Dali, partimos com saudades dos templos e do fantástico lassi de limão na Universal Shop, aquela tendinha onde tomámos todas as refeições, onde fizemos amigos e partilhámos comida com o Johnny, o cão da casa! Partimos por uma estrada rural, um atalho indicado por um local especialista em bicicletas e cortámos quase quarenta quilómetros à nossa conta final. Pelo caminho, somente uma etapa difícil: atravessar uma barragem, que teríamos feito sem qualquer dificuldade, não fosse do outro lado haver uma escadaria enorme em pedra, que nos obrigou a tirar tudo das bicicletas e levá-las às costas degraus acima, até ao nível da estrada. Valeu a pena. A estrada continuava a levar-nos por uma Índia rural e a cada paragem nos pequenos mercados, logo uma plateia se juntava a nós, sem que nos pusesse os nervos à flor da pele, como acontecia por todo o lado.

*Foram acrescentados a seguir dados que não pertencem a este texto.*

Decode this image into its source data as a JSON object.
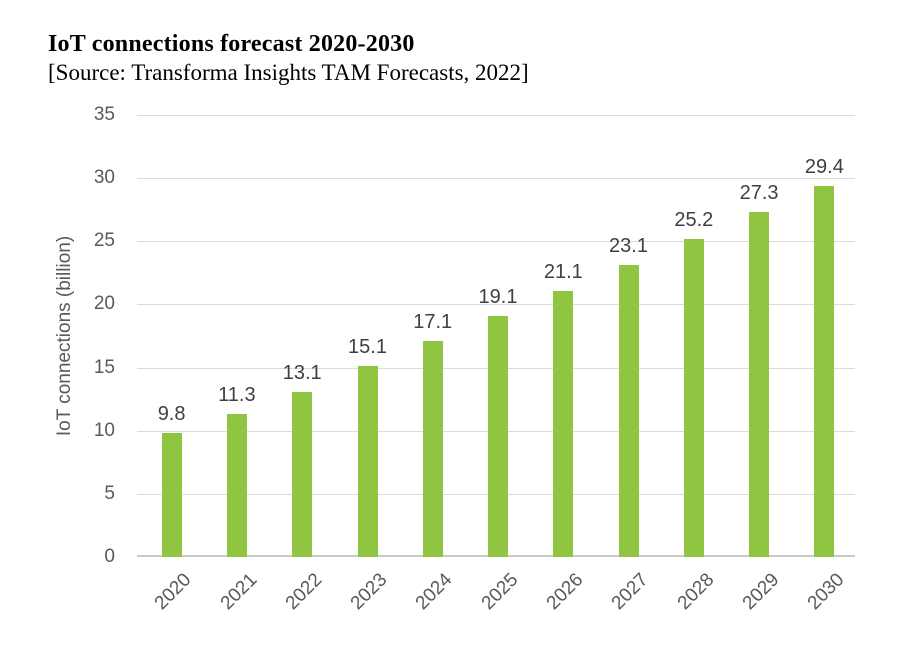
{
  "header": {
    "title": "IoT connections forecast 2020-2030",
    "subtitle": "[Source: Transforma Insights TAM Forecasts, 2022]"
  },
  "chart_data": {
    "type": "bar",
    "title": "IoT connections forecast 2020-2030",
    "subtitle": "[Source: Transforma Insights TAM Forecasts, 2022]",
    "categories": [
      "2020",
      "2021",
      "2022",
      "2023",
      "2024",
      "2025",
      "2026",
      "2027",
      "2028",
      "2029",
      "2030"
    ],
    "values": [
      9.8,
      11.3,
      13.1,
      15.1,
      17.1,
      19.1,
      21.1,
      23.1,
      25.2,
      27.3,
      29.4
    ],
    "xlabel": "",
    "ylabel": "IoT connections (billion)",
    "ylim": [
      0,
      35
    ],
    "yticks": [
      0,
      5,
      10,
      15,
      20,
      25,
      30,
      35
    ],
    "grid": true,
    "legend": false,
    "data_labels": true,
    "colors": {
      "bar": "#8FC541",
      "gridline": "#DADADA",
      "axis_line": "#C9C9C9",
      "tick_text": "#595959",
      "data_label_text": "#404040",
      "title_text": "#000000"
    }
  }
}
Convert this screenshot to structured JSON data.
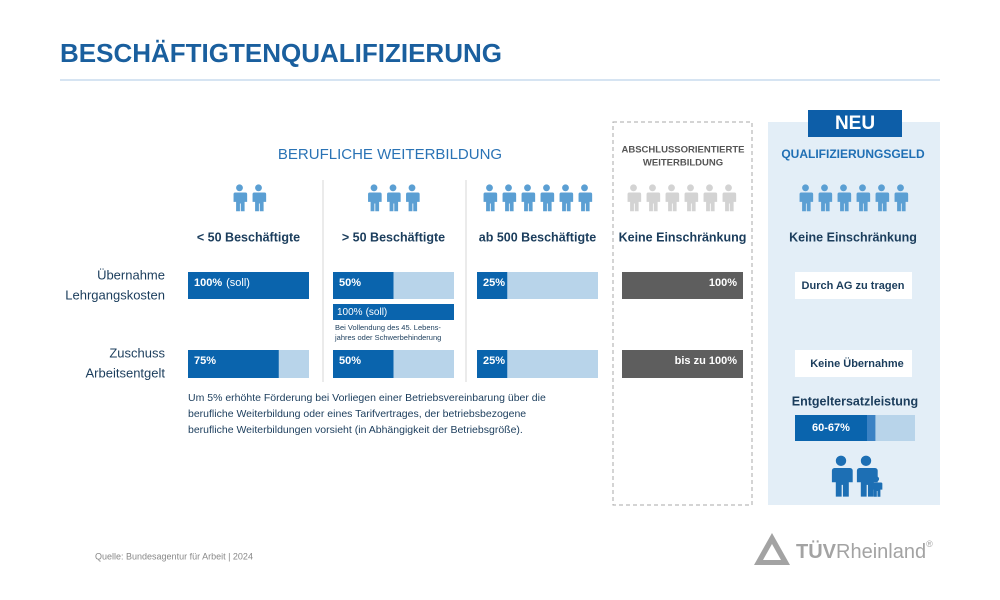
{
  "header": {
    "title": "BESCHÄFTIGTENQUALIFIZIERUNG"
  },
  "group_title": "BERUFLICHE WEITERBILDUNG",
  "row_labels": [
    [
      "Übernahme",
      "Lehrgangskosten"
    ],
    [
      "Zuschuss",
      "Arbeitsentgelt"
    ]
  ],
  "columns": [
    {
      "heading": "< 50 Beschäftigte",
      "costs": {
        "label": "100%",
        "note": "(soll)",
        "value": 100
      },
      "wage": {
        "label": "75%",
        "value": 75
      }
    },
    {
      "heading": "> 50 Beschäftigte",
      "costs": {
        "label": "50%",
        "value": 50
      },
      "costs_special": {
        "label": "100%",
        "note": "(soll)",
        "value": 100,
        "condition": [
          "Bei Vollendung des 45. Lebens-",
          "jahres oder Schwerbehinderung"
        ]
      },
      "wage": {
        "label": "50%",
        "value": 50
      }
    },
    {
      "heading": "ab 500 Beschäftigte",
      "costs": {
        "label": "25%",
        "value": 25
      },
      "wage": {
        "label": "25%",
        "value": 25
      }
    },
    {
      "title": [
        "ABSCHLUSSORIENTIERTE",
        "WEITERBILDUNG"
      ],
      "heading": "Keine Einschränkung",
      "costs": {
        "label": "100%",
        "value": 100
      },
      "wage": {
        "label": "bis zu 100%",
        "value": 100
      }
    }
  ],
  "qualifizierungsgeld": {
    "badge": "NEU",
    "title": "QUALIFIZIERUNGSGELD",
    "heading": "Keine Einschränkung",
    "costs": "Durch AG zu tragen",
    "wage": "Keine Übernahme",
    "benefit": {
      "title": "Entgeltersatzleistung",
      "label": "60-67%",
      "values": [
        60,
        67
      ]
    }
  },
  "footnote": [
    "Um 5% erhöhte Förderung bei Vorliegen einer Betriebsvereinbarung über die",
    "berufliche Weiterbildung oder eines Tarifvertrages, der betriebsbezogene",
    "berufliche Weiterbildungen vorsieht (in Abhängigkeit der Betriebsgröße)."
  ],
  "source": "Quelle: Bundesagentur für Arbeit | 2024",
  "logo": {
    "bold": "TÜV",
    "text": "Rheinland",
    "mark": "®"
  }
}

Chegámos a Chitrakut, onde passaríamos o Natal deste ano. A cidade conhecida por Pequena-Varanasi, pareceu-nos o local ideal para uns dias sem stress, apesar de em alguns momentos a “tampa” nos ter saltado e nos termos visto obrigados a levantar a voz a algumas pessoas que de olho bem aberto, veem já uma maneira, em terra sem turistas, de serem reis. Adoramos entrar em batalhas, mas só viramos costas quando saímos vitoriosos. É a nossa regra de combate! As ghats – nomes pelas quais são conhecidas as escadarias que descem rio abaixo – não têm a dimensão de Varanasi, nem a magia, nem sequer a popularidade mas são, confessamos, cheias de vida.
Tivemos a sorte de termos chegado um dia antes da Lua Cheia, momento comemorado com centenas de peregrinos que chegam à cidade em busca de espiritualidade, de bênção, de caminhadas em volta de montanhas sagradas, de levarem para casa tudo o que lhes possa recordar o momento. Chegámos portanto, em momento de festa e tentámos captar cada momento, cada ato, que para nós nos parecem tão fora do comum, mas que para este povo, é a coisa mais natural do mundo. Não nos é fácil explicar o que sentimos quando vemos alguém defecar ao nosso lado e lavar-se no rio, ao lado da pessoa que esfrega champô no seu cabelo, olhando para aquela que lava a roupa, enquanto a dois metros búfalos se banham nas águas. Na nossa higiene ocidental, não é fácil entender, mas neste país deixámos já de colocar questões, para bem do nosso equilíbrio mental!
Quanto à noite de Natal, estava escuro, estávamos na cama, vimos um filme do qual já nem me recordo o nome e adormecemos com um senhor a puxar um grande escarro, repetidas vezes, do mais fundo de si! Música para os nossos ouvidos. Sorrimos e sonhámos com o Pai Natal!
O projecto Eurásia é uma viagem de bicicleta entre Portugal e Macau, com passagem pela Europa, Médio Oriente e Ásia Central e 19 meses de duração. Ao longo de todo o percurso foram publicadas crónicas com periodicidade média quinzenal.